Hay dudas al respecto. Pablo Romero, periodista experto en tecnología y Premio Ondas 2018 por su podcast Las tres muertes de mi padre, lo tiene claro: "Creo que puede ser útil para un contenido puramente informativo, pero si lo que buscas es deleitarte con una historia, gozar de una sonoridad determinada, dejarte llevar por un guion trabajado, no es la herramienta adecuada porque no es capaz de transmitir un sentimiento determinado".

Quizá ahí esté la clave. En discernir entre oralidades. O mejor, en tener en cuenta la funcionalidad de dichas oralidades antes de proceder al rebobinado. No es lo mismo escuchar la dramatización de Don Juan Tenorio al doble de velocidad, que escuchar el soliloquio acelerado de una madre explicando los pasos a seguir para alcanzar la consistencia óptima de una tortilla de patatas. 
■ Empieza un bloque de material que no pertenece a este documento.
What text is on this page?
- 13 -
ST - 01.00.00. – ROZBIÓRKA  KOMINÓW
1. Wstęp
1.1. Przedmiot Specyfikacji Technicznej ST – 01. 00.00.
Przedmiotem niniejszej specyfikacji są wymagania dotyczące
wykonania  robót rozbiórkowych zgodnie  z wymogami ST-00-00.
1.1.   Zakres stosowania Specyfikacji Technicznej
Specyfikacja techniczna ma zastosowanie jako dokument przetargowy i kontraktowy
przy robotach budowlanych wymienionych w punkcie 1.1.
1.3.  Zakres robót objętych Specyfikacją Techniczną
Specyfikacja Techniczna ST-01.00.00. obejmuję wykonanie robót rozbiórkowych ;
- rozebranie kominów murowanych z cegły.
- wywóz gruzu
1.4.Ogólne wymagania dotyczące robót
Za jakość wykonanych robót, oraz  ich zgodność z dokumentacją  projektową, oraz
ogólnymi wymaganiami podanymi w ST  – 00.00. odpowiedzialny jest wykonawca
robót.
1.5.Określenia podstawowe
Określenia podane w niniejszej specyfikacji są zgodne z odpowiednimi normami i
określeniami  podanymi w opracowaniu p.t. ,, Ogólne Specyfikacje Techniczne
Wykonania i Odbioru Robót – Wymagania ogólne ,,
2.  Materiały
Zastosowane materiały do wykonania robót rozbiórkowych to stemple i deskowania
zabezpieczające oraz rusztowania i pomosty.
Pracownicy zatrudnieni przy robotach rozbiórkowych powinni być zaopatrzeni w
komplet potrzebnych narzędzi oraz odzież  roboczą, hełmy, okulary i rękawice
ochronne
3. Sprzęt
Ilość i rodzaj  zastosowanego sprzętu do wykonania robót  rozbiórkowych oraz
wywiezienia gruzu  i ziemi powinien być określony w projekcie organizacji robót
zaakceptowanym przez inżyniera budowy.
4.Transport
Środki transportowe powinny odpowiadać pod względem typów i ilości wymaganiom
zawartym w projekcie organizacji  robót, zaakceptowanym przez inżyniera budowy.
Diego Redolar, investigador del grupo Cognitive Neurolab de la Universitat Oberta de Catalunya, incide en la misma discriminación que plantea Romero pero desde la neurociencia. "Nuestro cerebro, para llegar a lo que la otra persona quiere expresar, utiliza diferentes redes neuronales, una que se centra en el contenido del mensaje y otra que nos aporta la información emocional", explica el profesor.

Como ya intuirán, una reproducción por encima de lo habitual merma la capacidad del cerebro de recopilar esa "otra información", esencial para complementar lo que es el puro relato de los hechos. "Estaríamos renunciando a la prosodia, y sin ella nuestro cerebro no puede saber qué siente la otra persona, la intencionalidad de sus palabras, el contenido emocional... ¿cuál es el límite? A poco que aumentes la velocidad, ya la estás perdiendo".